Catalysts are important additives that are used to increase the material and energy efficiency of chemical reactions and processes. Although catalysts operate in cycles that should restore their initial activity over and over again, they do deactivate over time. Researchers from Utrecht University and University of Twente have now developed a powerful analytical tool that marks dead catalyst particles for deletion, providing a technique to physically remove them from a stream of particles. They are publishing their results today in Nature Catalysis.
The researchers explain: “Because the deactivation of catalyst particles is a heterogeneous process, picking out the dead catalyst particles from a large catalyst volume is like trying to find a bunch of needles in a haystack.” Weeding out deactivated particles means that only active catalyst material remains, thus ensuring cleaner and more efficient chemical reactions and processes.
The study was a joint research project of PhD candidates Anne-Eva Nieuwelink (Utrecht University) and Jeroen Vollenbroek (University of Twente), under supervision of Prof. Bert Weckhuysen (Utrecht University) and researchers from the MESA+ Institute at the University of Twente, including Prof. Mathieu Odijk and Prof. Albert van den Berg. The project is part of the NWO Gravitation Program MCEC.

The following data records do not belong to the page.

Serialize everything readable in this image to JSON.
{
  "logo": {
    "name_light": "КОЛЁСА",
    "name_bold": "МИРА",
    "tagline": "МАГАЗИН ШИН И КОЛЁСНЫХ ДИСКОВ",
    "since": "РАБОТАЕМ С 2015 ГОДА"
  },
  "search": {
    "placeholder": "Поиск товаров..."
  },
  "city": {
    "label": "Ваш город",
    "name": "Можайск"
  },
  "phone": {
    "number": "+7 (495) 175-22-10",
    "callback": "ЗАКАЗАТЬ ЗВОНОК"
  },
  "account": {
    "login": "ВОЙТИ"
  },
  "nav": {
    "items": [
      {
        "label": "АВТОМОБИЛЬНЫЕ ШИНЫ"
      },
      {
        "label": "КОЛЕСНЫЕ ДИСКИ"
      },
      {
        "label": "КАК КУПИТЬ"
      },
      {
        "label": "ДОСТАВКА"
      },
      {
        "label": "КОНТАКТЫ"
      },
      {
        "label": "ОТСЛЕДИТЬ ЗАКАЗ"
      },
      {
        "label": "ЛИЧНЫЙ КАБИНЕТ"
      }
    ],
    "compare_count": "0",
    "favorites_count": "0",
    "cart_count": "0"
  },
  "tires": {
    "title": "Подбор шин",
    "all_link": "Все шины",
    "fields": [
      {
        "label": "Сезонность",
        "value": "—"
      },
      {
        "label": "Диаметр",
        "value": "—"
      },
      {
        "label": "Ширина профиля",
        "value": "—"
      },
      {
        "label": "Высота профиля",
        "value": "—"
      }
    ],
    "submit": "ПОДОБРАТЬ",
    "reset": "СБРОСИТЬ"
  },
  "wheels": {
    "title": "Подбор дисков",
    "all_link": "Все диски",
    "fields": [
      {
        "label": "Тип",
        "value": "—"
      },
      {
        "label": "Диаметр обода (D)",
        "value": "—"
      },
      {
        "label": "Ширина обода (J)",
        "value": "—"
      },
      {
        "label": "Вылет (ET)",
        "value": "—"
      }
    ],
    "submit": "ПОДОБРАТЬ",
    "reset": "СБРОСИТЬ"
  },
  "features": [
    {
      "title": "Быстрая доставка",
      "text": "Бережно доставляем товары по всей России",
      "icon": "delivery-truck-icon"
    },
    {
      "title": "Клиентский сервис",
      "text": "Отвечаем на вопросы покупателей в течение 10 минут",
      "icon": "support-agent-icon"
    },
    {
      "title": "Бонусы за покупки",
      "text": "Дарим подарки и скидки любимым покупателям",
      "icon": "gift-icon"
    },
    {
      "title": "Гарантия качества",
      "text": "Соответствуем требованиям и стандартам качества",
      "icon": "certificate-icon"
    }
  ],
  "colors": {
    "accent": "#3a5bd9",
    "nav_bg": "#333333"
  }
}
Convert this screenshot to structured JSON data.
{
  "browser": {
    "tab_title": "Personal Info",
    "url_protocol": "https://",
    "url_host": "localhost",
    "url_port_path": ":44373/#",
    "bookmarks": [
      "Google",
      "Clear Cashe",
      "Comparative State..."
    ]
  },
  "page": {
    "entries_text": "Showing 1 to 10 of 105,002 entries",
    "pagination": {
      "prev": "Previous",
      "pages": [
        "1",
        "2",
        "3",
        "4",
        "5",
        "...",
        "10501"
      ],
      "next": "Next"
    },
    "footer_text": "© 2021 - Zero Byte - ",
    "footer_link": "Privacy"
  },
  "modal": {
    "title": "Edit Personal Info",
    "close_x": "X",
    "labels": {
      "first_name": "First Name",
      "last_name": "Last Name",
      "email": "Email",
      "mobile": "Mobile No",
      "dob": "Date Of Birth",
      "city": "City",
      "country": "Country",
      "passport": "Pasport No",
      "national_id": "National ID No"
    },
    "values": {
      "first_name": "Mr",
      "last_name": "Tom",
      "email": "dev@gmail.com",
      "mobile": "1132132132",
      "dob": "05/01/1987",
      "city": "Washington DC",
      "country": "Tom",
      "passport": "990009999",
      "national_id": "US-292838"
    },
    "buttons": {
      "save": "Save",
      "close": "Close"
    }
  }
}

The researchers came up with a novel method to mark the catalyst particles that are still active. That method relies on the staining reaction of catalyst particles with styrene-derivatives. The molecules become fluorescent when they react with an active site in the catalyst particle, which means that active particles light up, and dead particles do not. The mix of stained particles is then fed through a droplet microreactor, where the particles are sorted using an electrostatic field in as little as 200 milliseconds.
To check the accuracy of the sorting technique, the researchers analysed the sorted particles using micro-X-Ray fluorescence and fluorescence microscopy, which confirmed the success of the technique. Depending on the specific probe molecule used, the researchers report that the technique is 92-100% effective in picking out the most active particles.